Não se pode afirmar que a família do passado seja melhor ou pior que a família do presente; é preciso compreendê-la sob o ponto de vista de um contexto social, histórico e cultural em constante transformação, traçando trajetórias probabilísticas tanto para o indivíduo quanto para o grupo familiar. Os membros de determinadas famílias e culturas precisam se adaptar às demandas e tarefas propostas pelos contextos nos quais estão inseridos, uma vez que cada família possui seus próprios padrões de comunicação, que, por sua vez, influenciam as experiências de seus membros (Kreppner, 2000, 2003). Isso nos remete à questão: que dimensões das relações familiares devemos priorizar, de modo a garantir uma compreensão dos modos de funcionar das famílias? Os fatores, ou dimensões, priorizados por Pasquali no Questionário de Pai Ideal – QPI, a saber: intimidade, proteção, autoridade, realismo, sabedoria, dinamismo e ação, poder e feminilidade continuam sendo dimensões importantes para a compreensão do funcionamento familiar. O fator intimidade, por exemplo, que foi particularmente reivindicado pelos filhos como característica de um pai ideal, constitui a base da maior parte das definições de família que embasam as pesquisas atuais.
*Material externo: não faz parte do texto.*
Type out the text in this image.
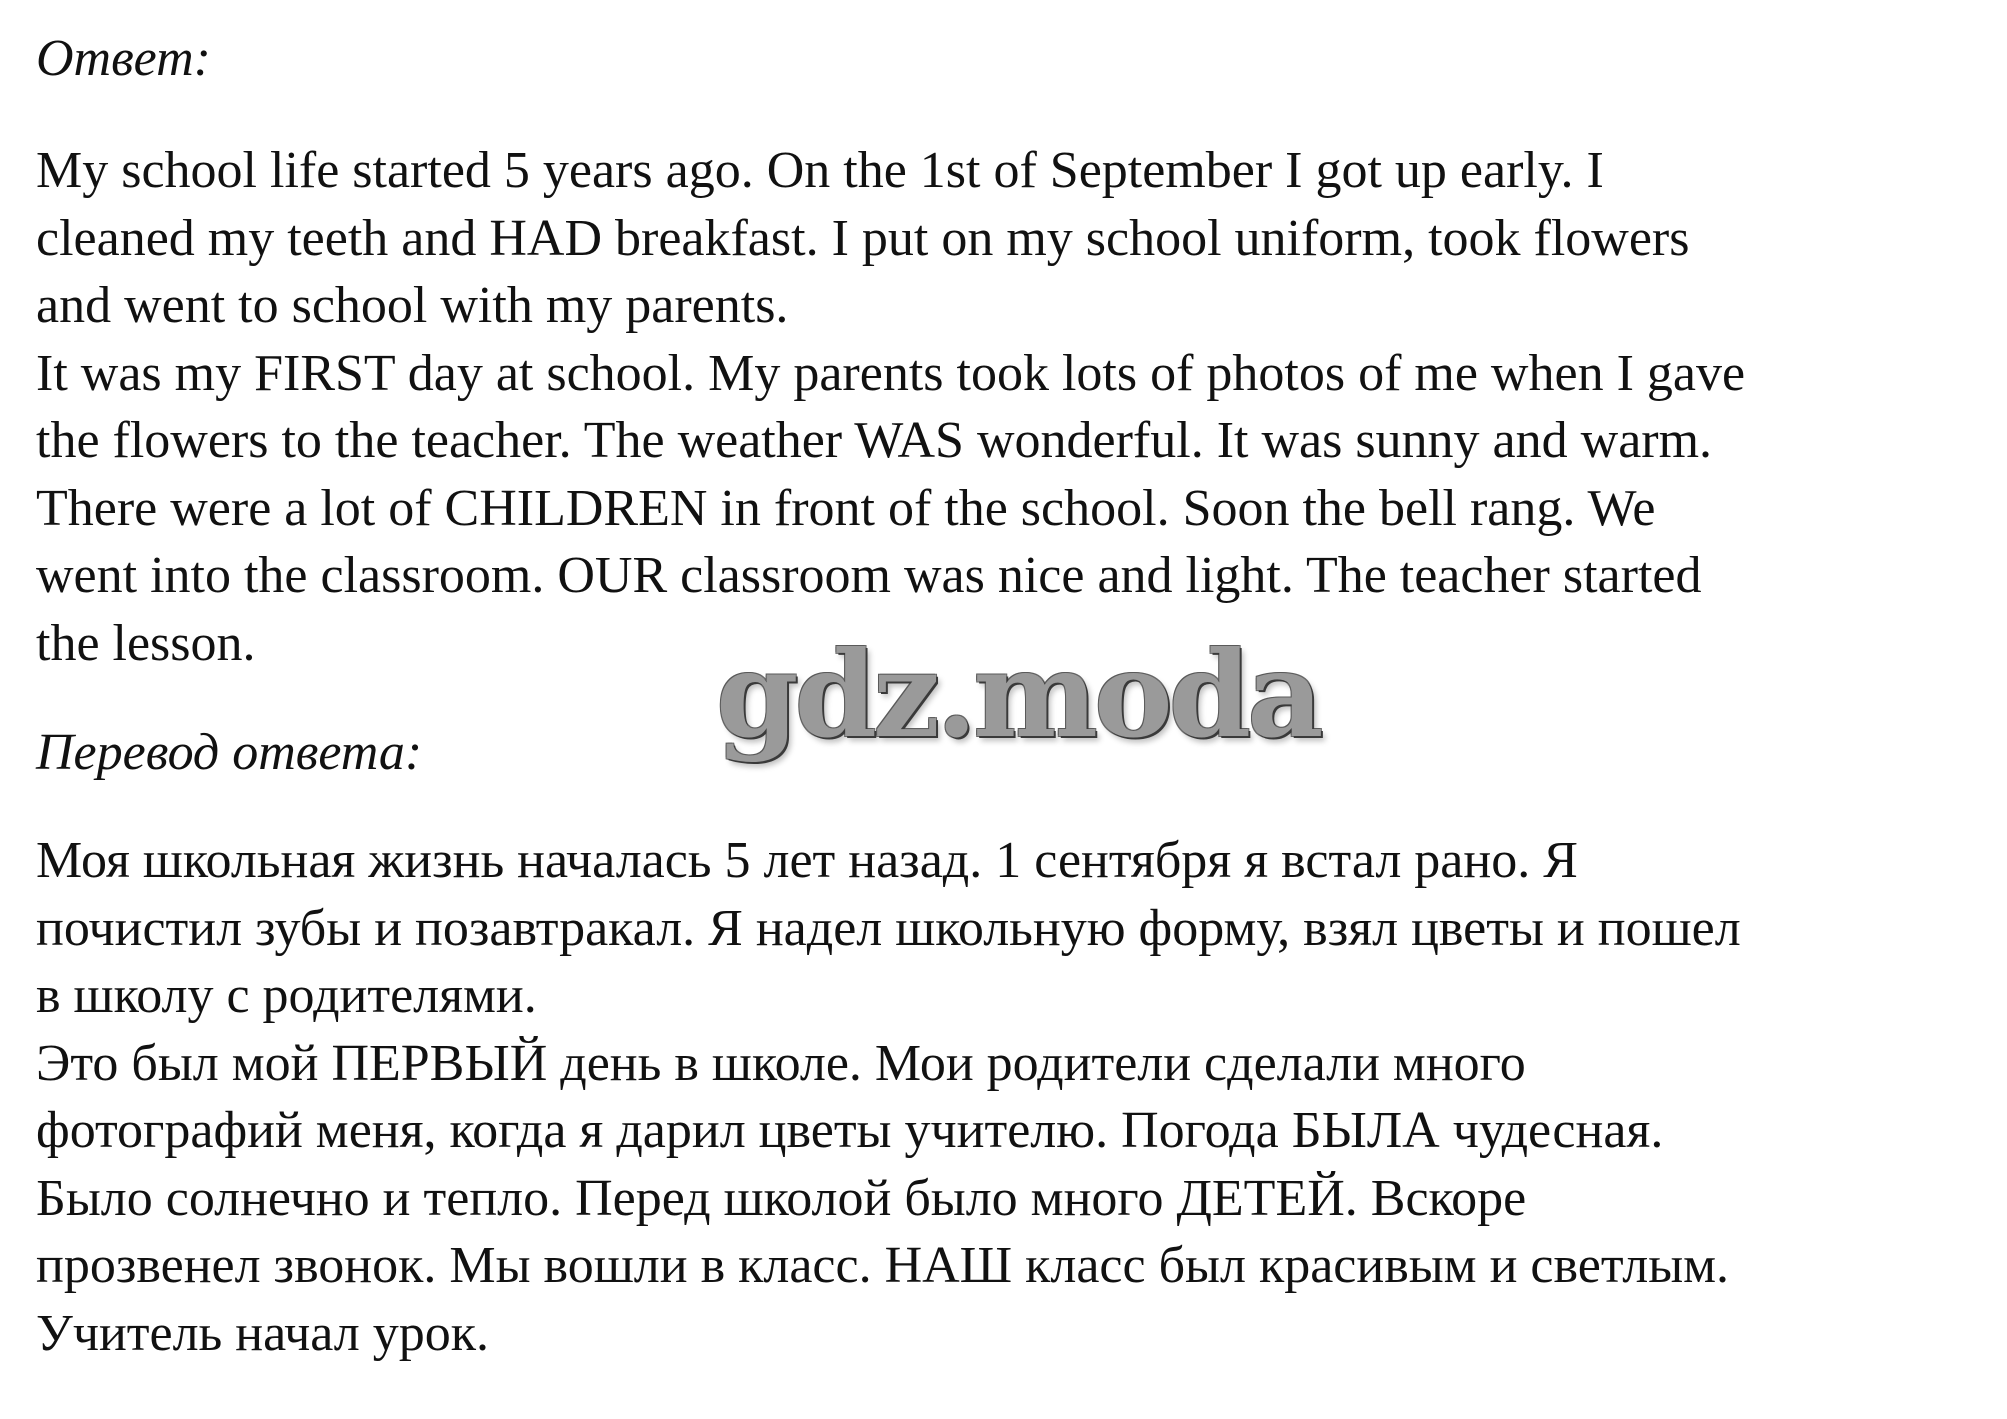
Ответ:
My school life started 5 years ago. On the 1st of September I got up early. I
cleaned my teeth and HAD breakfast. I put on my school uniform, took flowers
and went to school with my parents.
It was my FIRST day at school. My parents took lots of photos of me when I gave
the flowers to the teacher. The weather WAS wonderful. It was sunny and warm.
There were a lot of CHILDREN in front of the school. Soon the bell rang. We
went into the classroom. OUR classroom was nice and light. The teacher started
the lesson.	gdz.moda
Перевод ответа:
Моя школьная жизнь началась 5 лет назад. 1 сентября я встал рано. Я
почистил зубы и позавтракал. Я надел школьную форму, взял цветы и пошел
в школу с родителями.
Это был мой ПЕРВЫЙ день в школе. Мои родители сделали много
фотографий меня, когда я дарил цветы учителю. Погода БЫЛА чудесная.
Было солнечно и тепло. Перед школой было много ДЕТЕЙ. Вскоре
прозвенел звонок. Мы вошли в класс. НАШ класс был красивым и светлым.
Учитель начал урок.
Como a percepção de família e dos papéis de mãe e pai, sejam eles papéis ideais ou reais, é influenciada pelas alterações na estrutura e na dinâmica das relações familiares, isso nos leva não só a questionar o conceito de família, e as ideias de normalidade relacionadas a ela, mas também a tentar compreendê-la como um sistema complexo, influenciado por múltiplos fatores e eventos internos e externos, que sofre variações em função dos contextos cultural, social e histórico em que está inserida.

 

Avanços conceituais e teóricos no estudo da família

O processo de pesquisar, por sua própria natureza, envolve inúmeras decisões por parte do pesquisador, que se defronta com questões conceituais, teóricas e metodológicas. Em se tratando dos estudos com famílias, a primeira questão básica que devemos formular é: o que é família? Devemos, portanto, refletir sobre qual ou quais conceitos de família adotar na pesquisa científica. Em segundo lugar, devemos nos perguntar: o que significa, afinal, ser mãe, pai e irmão no contexto dos participantes da pesquisa? Além das questões conceituais, nós nos deparamos com um grande desafio relacionado às questões teóricas. Que perspectivas teóricas são mais apropriadas para orientar os pesquisadores de famílias? Obviamente, essas questões conceituais e teóricas têm impacto no planejamento de nossas pesquisas e na metodologia que adotamos para investigar as concepções e os padrões de comunicação na família.

 

Questões conceituais: desafios para uma definição da família contemporânea

As abordagens contemporâneas no estudo da família têm definido seu objeto com base na premissa de que são diversos os tipos e as possibilidades de família nos tempos atuais. Arranjos familiares como pessoas solteiras que vivem sozinhas, cônjuges não casados que habitam a mesma casa, o casamento experimental ou a convivência temporária antes da tomada de decisão de oficializar o casamento, os casais homossexuais, as famílias recasadas, os cônjuges que moram em casas diferentes e as pessoas que vivem com parentes que exigem cuidados são todas construções de vida familiar baseadas, principalmente, nos sentimentos subjetivos nutridos pelas pessoas envolvidas.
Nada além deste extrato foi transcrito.